- Coordinates: 36°20′N 75°54′W﻿ / ﻿36.33°N 75.90°W
- Crosses: Currituck Sound

History
- Opening: unknown

Location
- Interactive map of Mid-Currituck Bridge

= Mid-Currituck Bridge =

The Mid-Currituck Bridge is a proposed 7 mi long two-lane toll bridge that will span across Currituck Sound, connecting US 158 and NC 12. Its purpose is to alleviate summer traffic congestion and to improve both emergency response and evacuation time. Long a topic of study and debate, the bridge could be built in the 2020s-2030s.

==History==
Plans for a bridge that connected Currituck County's mainland and outer banks has been on the drawing board since the 1970s. However, because of the high cost of project, it remained unfunded for decades. In 2008, the bridge was picked up by the North Carolina Turnpike Authority as a possible new toll route and work began on the environmental impact for the area.

On January 19, 2012, The Final Environmental Impact Statement (FEIS) was released by the N.C. Turnpike Authority. It recommended the preferred alternative for the project, which involves construction of the bridge, as well as limited improvements to existing NC 12 and US 158, estimated to cost around $660 million. With final approval expected in the spring, construction would begin in late 2012, opening to traffic in 2017.

The project would include:
- A straight two-lane bridge connecting the mainland with a northern landing on the Outer Banks;
- Toll plaza and interchange with US 158, with two-lane bridge over Maple Swamp;
- Reversing the center turn lane on US 158;
- Roundabout installed on NC 12, at the bridge landing and Currituck Clubhouse Drive; and
- Widen NC 12 to four-lane in certain areas, with left turn lanes at intersections that remain two-lane.

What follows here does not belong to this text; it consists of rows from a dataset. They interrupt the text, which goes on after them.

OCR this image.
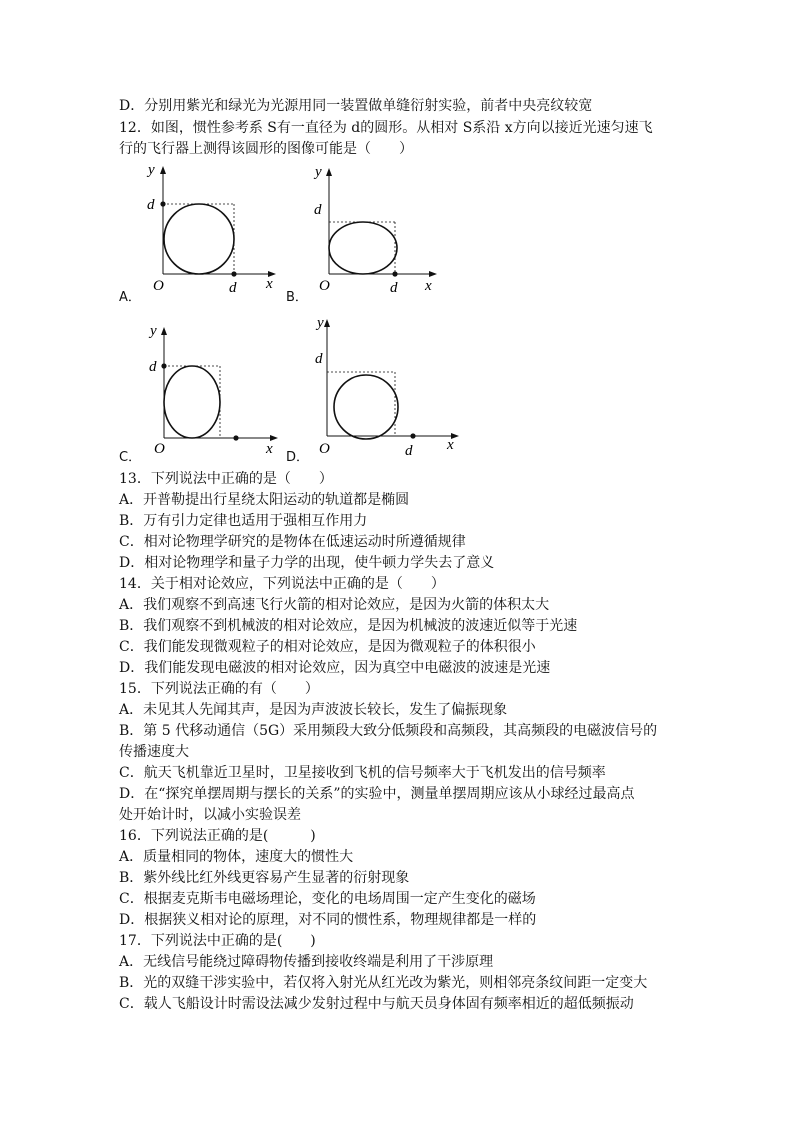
D．分别用紫光和绿光为光源用同一装置做单缝衍射实验，前者中央亮纹较宽
12．如图，惯性参考系 S有一直径为 d的圆形。从相对 S系沿 x方向以接近光速匀速飞
行的飞行器上测得该圆形的图像可能是（　　）
y
d
O	d x
A．
y
d
O	d x
B．
y
d
O	x
C．
y
d
O	d x
D．
13．下列说法中正确的是（　　）
A．开普勒提出行星绕太阳运动的轨道都是椭圆
B．万有引力定律也适用于强相互作用力
C．相对论物理学研究的是物体在低速运动时所遵循规律
D．相对论物理学和量子力学的出现，使牛顿力学失去了意义
14．关于相对论效应，下列说法中正确的是（　　）
A．我们观察不到高速飞行火箭的相对论效应，是因为火箭的体积太大
B．我们观察不到机械波的相对论效应，是因为机械波的波速近似等于光速
C．我们能发现微观粒子的相对论效应，是因为微观粒子的体积很小
D．我们能发现电磁波的相对论效应，因为真空中电磁波的波速是光速
15．下列说法正确的有（　　）
A．未见其人先闻其声，是因为声波波长较长，发生了偏振现象
B．第 5 代移动通信（5G）采用频段大致分低频段和高频段，其高频段的电磁波信号的
传播速度大
C．航天飞机靠近卫星时，卫星接收到飞机的信号频率大于飞机发出的信号频率
D．在“探究单摆周期与摆长的关系”的实验中，测量单摆周期应该从小球经过最高点
处开始计时，以减小实验误差
16．下列说法正确的是(　　　)
A．质量相同的物体，速度大的惯性大
B．紫外线比红外线更容易产生显著的衍射现象
C．根据麦克斯韦电磁场理论，变化的电场周围一定产生变化的磁场
D．根据狭义相对论的原理，对不同的惯性系，物理规律都是一样的
17．下列说法中正确的是(　　)
A．无线信号能绕过障碍物传播到接收终端是利用了干涉原理
B．光的双缝干涉实验中，若仅将入射光从红光改为紫光，则相邻亮条纹间距一定变大
C．载人飞船设计时需设法减少发射过程中与航天员身体固有频率相近的超低频振动
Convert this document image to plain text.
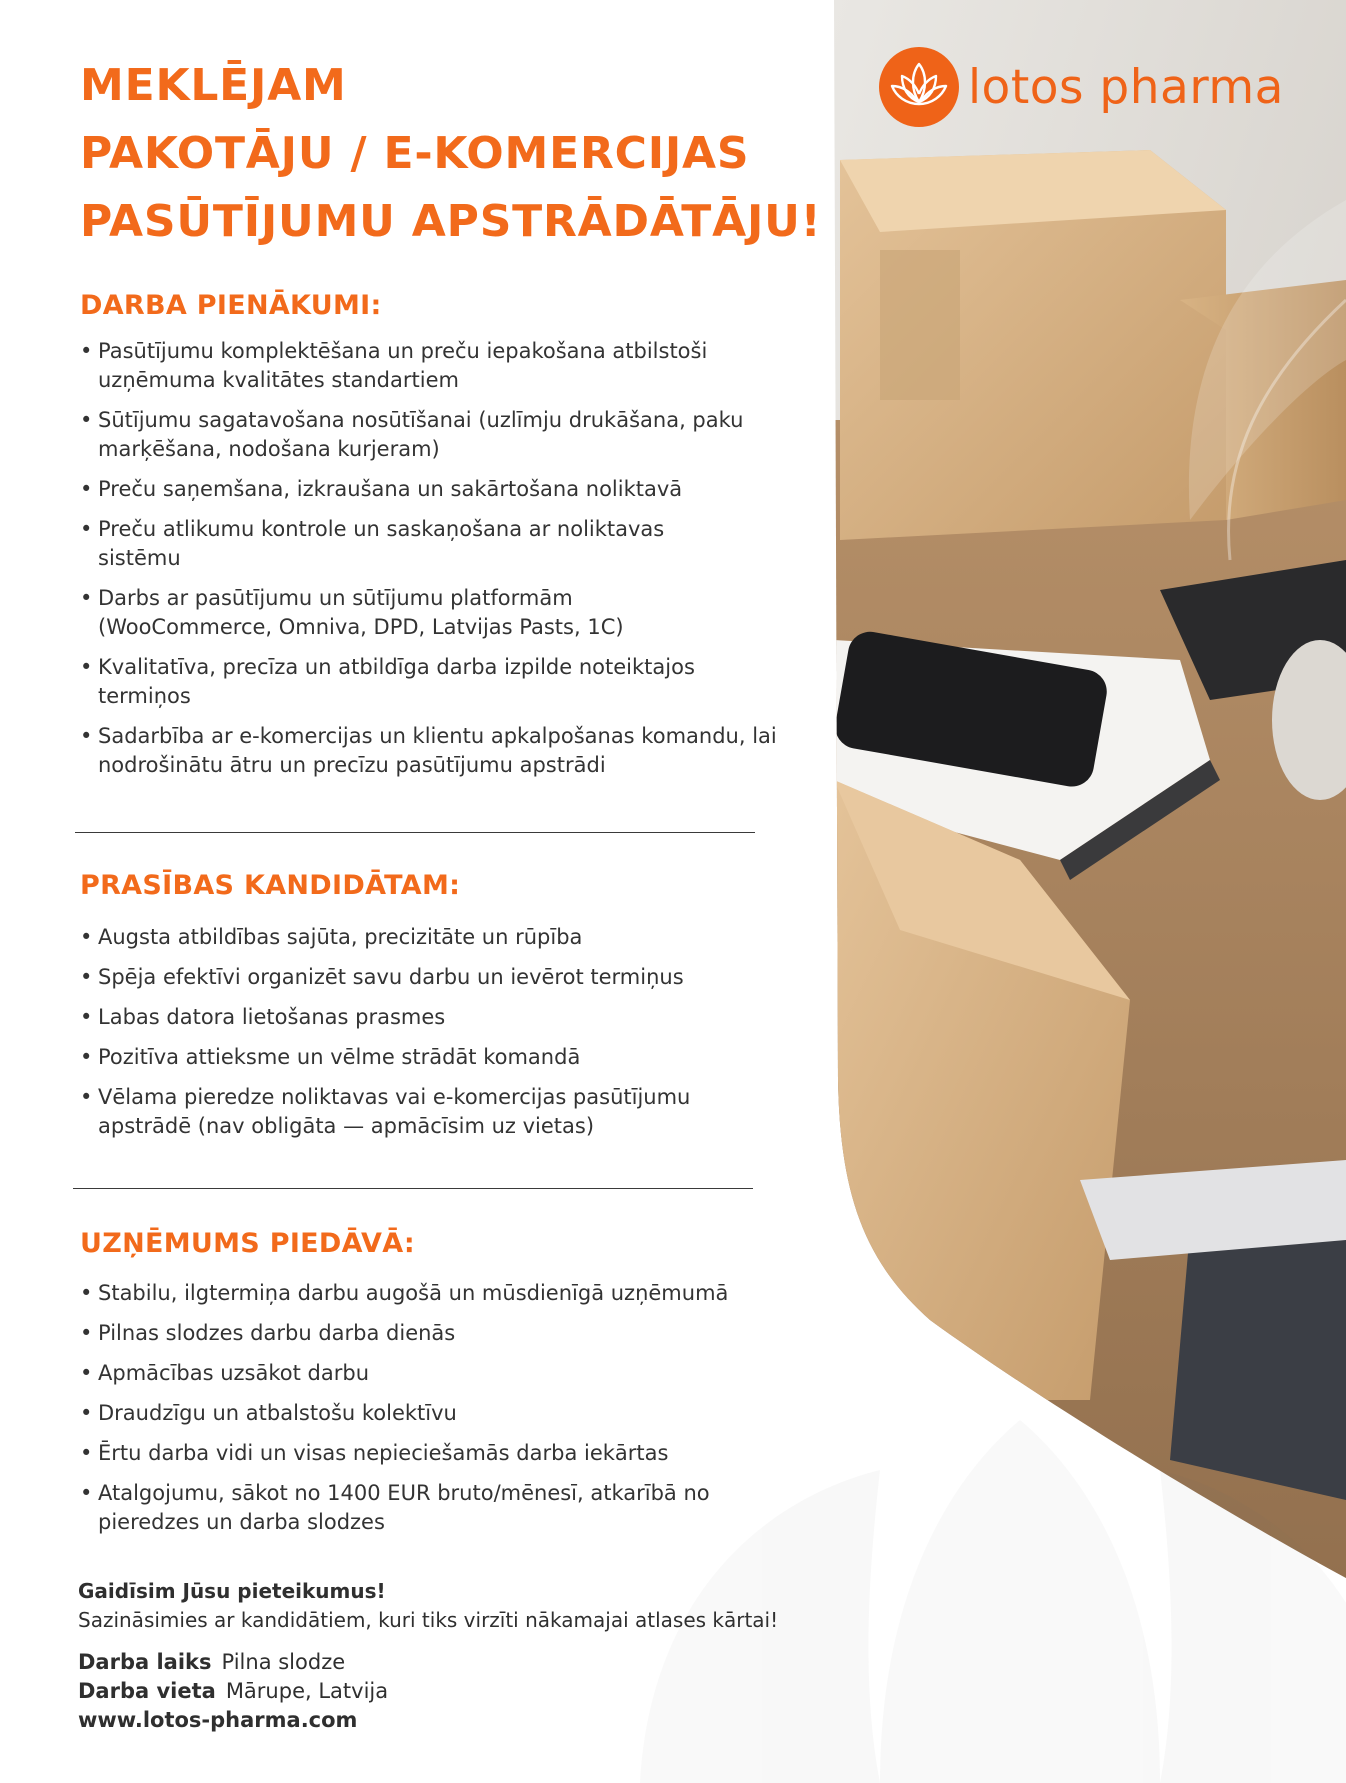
lotos pharma
MEKLĒJAM
PAKOTĀJU / E-KOMERCIJAS
PASŪTĪJUMU APSTRĀDĀTĀJU!
DARBA PIENĀKUMI:
• Pasūtījumu komplektēšana un preču iepakošana atbilstoši uzņēmuma kvalitātes standartiem
• Sūtījumu sagatavošana nosūtīšanai (uzlīmju drukāšana, paku marķēšana, nodošana kurjeram)
• Preču saņemšana, izkraušana un sakārtošana noliktavā
• Preču atlikumu kontrole un saskaņošana ar noliktavas sistēmu
• Darbs ar pasūtījumu un sūtījumu platformām (WooCommerce, Omniva, DPD, Latvijas Pasts, 1C)
• Kvalitatīva, precīza un atbildīga darba izpilde noteiktajos termiņos
• Sadarbība ar e-komercijas un klientu apkalpošanas komandu, lai nodrošinātu ātru un precīzu pasūtījumu apstrādi
PRASĪBAS KANDIDĀTAM:
• Augsta atbildības sajūta, precizitāte un rūpība
• Spēja efektīvi organizēt savu darbu un ievērot termiņus
• Labas datora lietošanas prasmes
• Pozitīva attieksme un vēlme strādāt komandā
• Vēlama pieredze noliktavas vai e-komercijas pasūtījumu apstrādē (nav obligāta — apmācīsim uz vietas)
UZŅĒMUMS PIEDĀVĀ:
• Stabilu, ilgtermiņa darbu augošā un mūsdienīgā uzņēmumā
• Pilnas slodzes darbu darba dienās
• Apmācības uzsākot darbu
• Draudzīgu un atbalstošu kolektīvu
• Ērtu darba vidi un visas nepieciešamās darba iekārtas
• Atalgojumu, sākot no 1400 EUR bruto/mēnesī, atkarībā no pieredzes un darba slodzes
Gaidīsim Jūsu pieteikumus!
Sazināsimies ar kandidātiem, kuri tiks virzīti nākamajai atlases kārtai!
Darba laiks Pilna slodze
Darba vieta Mārupe, Latvija
www.lotos-pharma.com
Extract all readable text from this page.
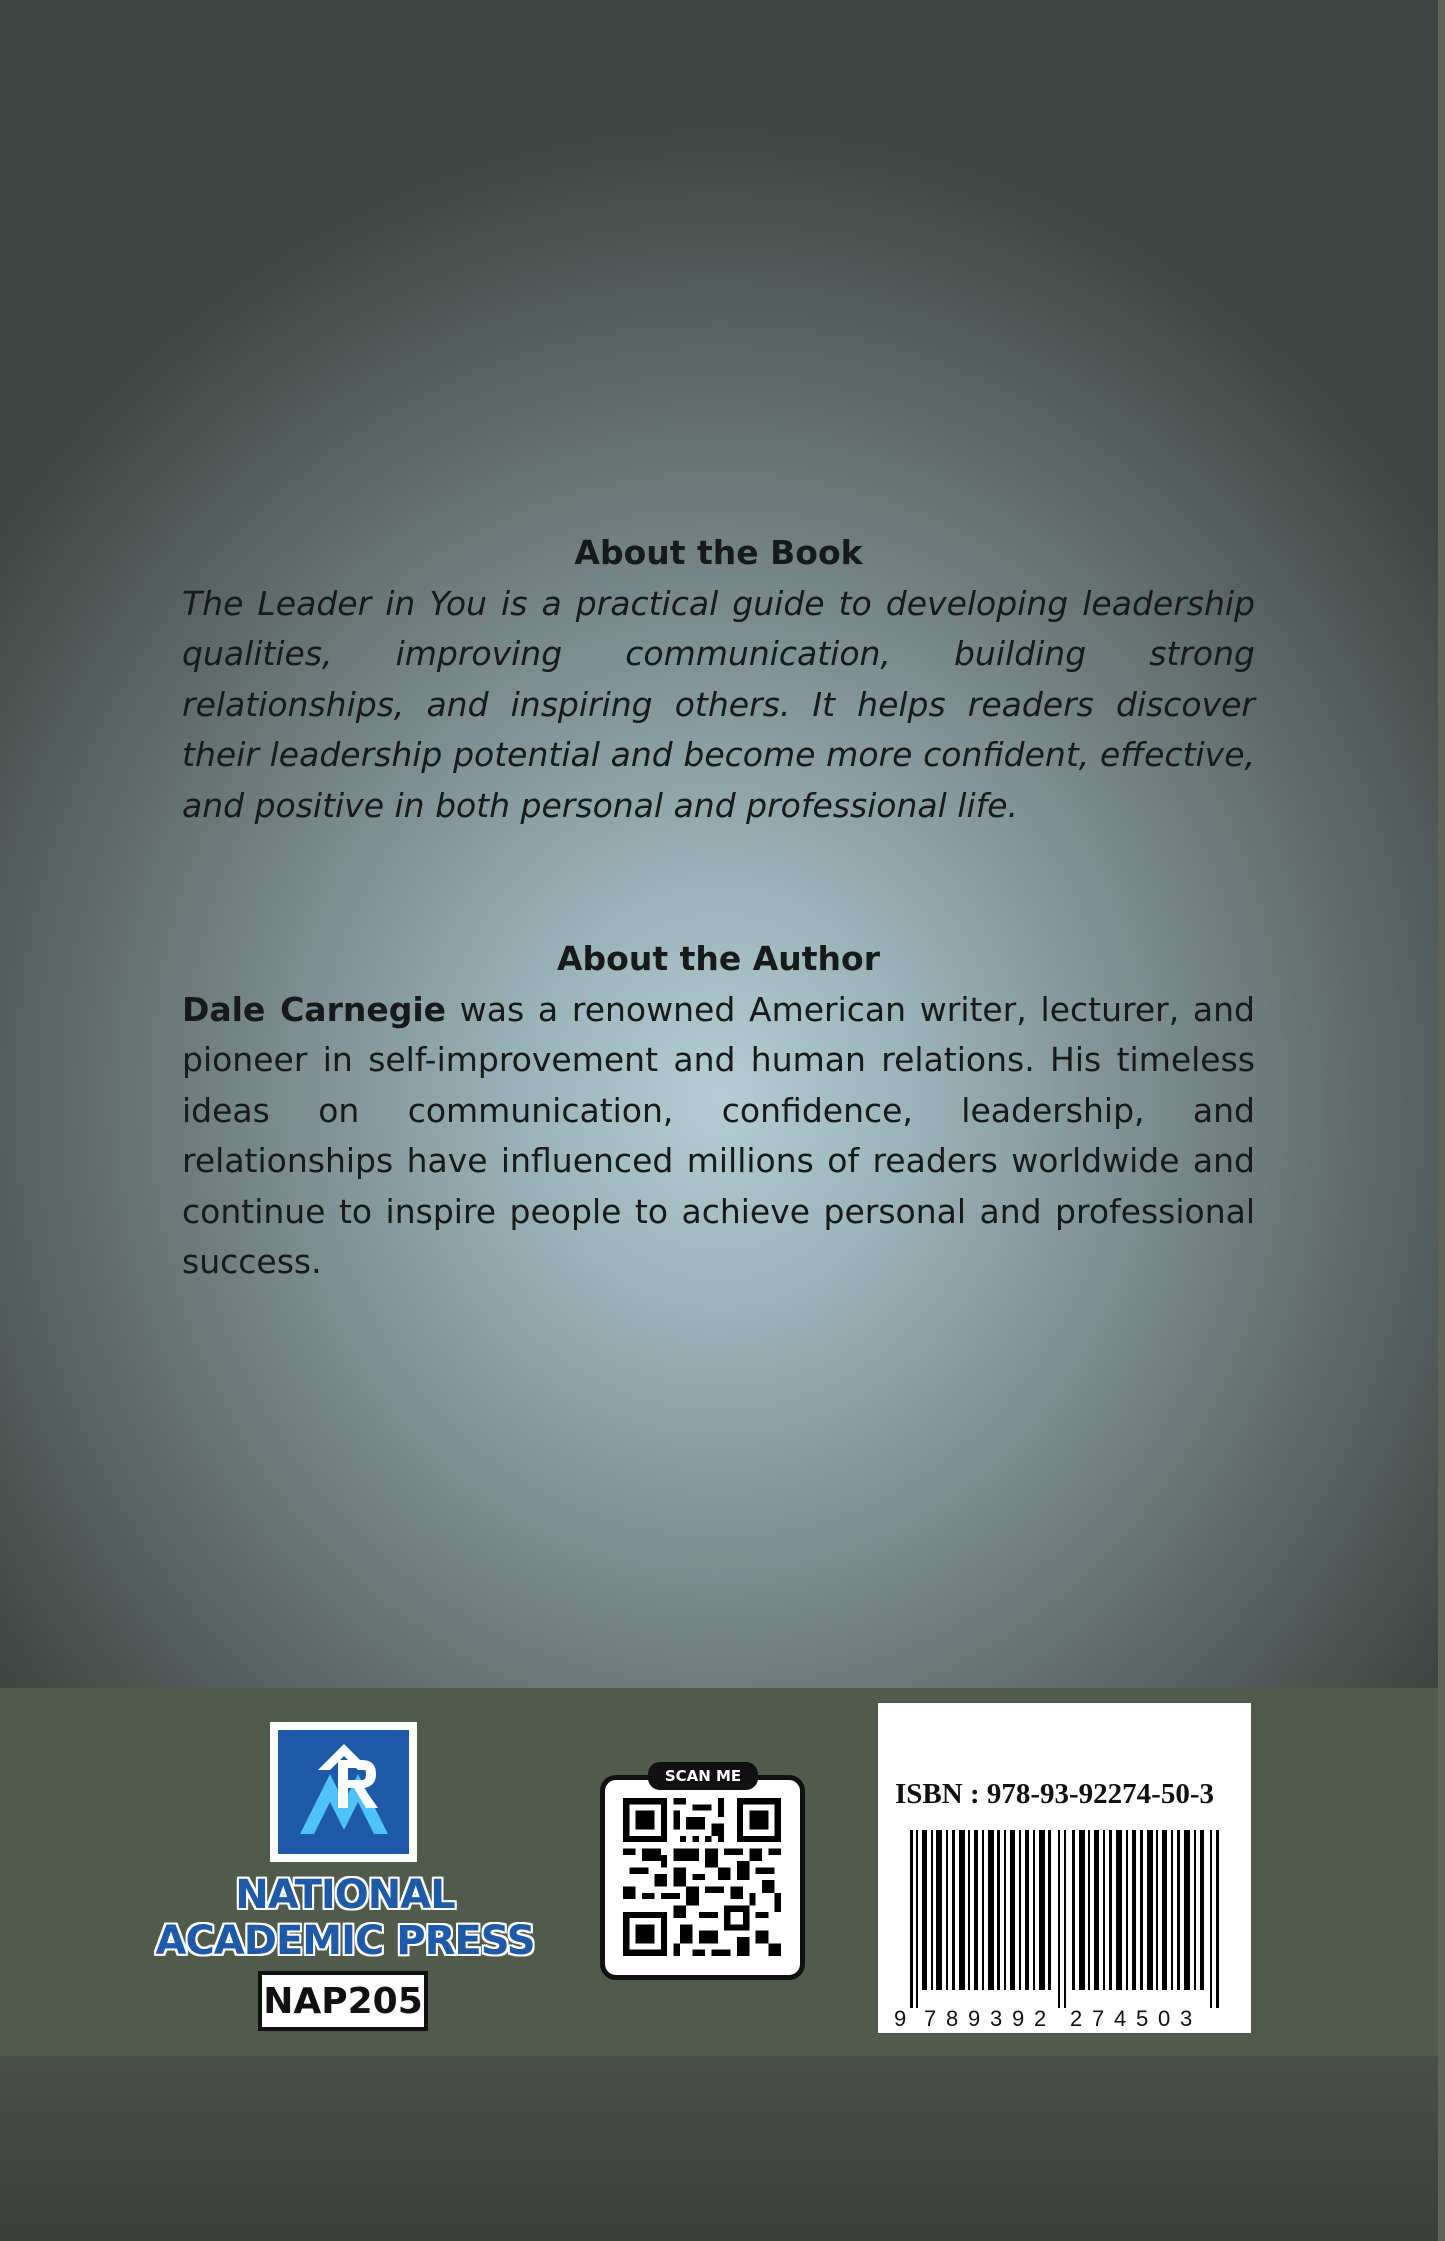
About the Book

The Leader in You is a practical guide to developing leadership qualities, improving communication, building strong relationships, and inspiring others. It helps readers discover their leadership potential and become more confident, effective, and positive in both personal and professional life.

About the Author

Dale Carnegie was a renowned American writer, lecturer, and pioneer in self-improvement and human relations. His timeless ideas on communication, confidence, leadership, and relationships have influenced millions of readers worldwide and continue to inspire people to achieve personal and professional success.

NATIONAL
ACADEMIC PRESS
NAP205
SCAN ME
ISBN : 978-93-92274-50-3
9 7 8 9 3 9 2 2 7 4 5 0 3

In June, 2012, NCDOT recommended not to fund the project through 2013, anticipating possible lawsuits. As a result, the North Carolina General Assembly provided no funds, delaying the project. In December, 2014, NCDOT included the bridge in its final draft in the 10-year State Transportation Improvement Program (STIP). With an estimated cost of $410 million, with the state contributing $173 million, it will pay off the remainder by toll revenue. Construction for the bridge was programmed to begin in 2019 and be completed in four years.

Project planning and implementation of the Mid-Currituck Bridge was placed on hold in 2013 while NCDOT reviewed state, regional and local transportation improvement funding priorities using the Strategic Mobility Formula. The project was then approved for inclusion in the 2016-2025 State Transportation Improvement Program (STIP). An amendment to the STIP called for NCDOT to start the dedication of state transportation funding in fiscal year 2017 (which starts July 2016) that will be used for bridge construction.

Reports in summer 2018 indicated that the bridge could open in 2024, but no contract for construction has yet been awarded. Officially there is no date for completion.

In March 2019 the Federal Highway Administration approved the project.

In May 2023, litigation filed by the Southern Environmental Law Center ended when the U.S. Court of Appeals for the Fourth Circuit refused to reconsider its decision that affirmed a decision by a lower court that the project could proceed. The SELC indicated that it would not pursue the case further. A timeline for the project remains unavailable, however, because the environmental studies may be too old.

In March 2026, NCDOT released a new study that the project is financially infeasible even with toll revenue.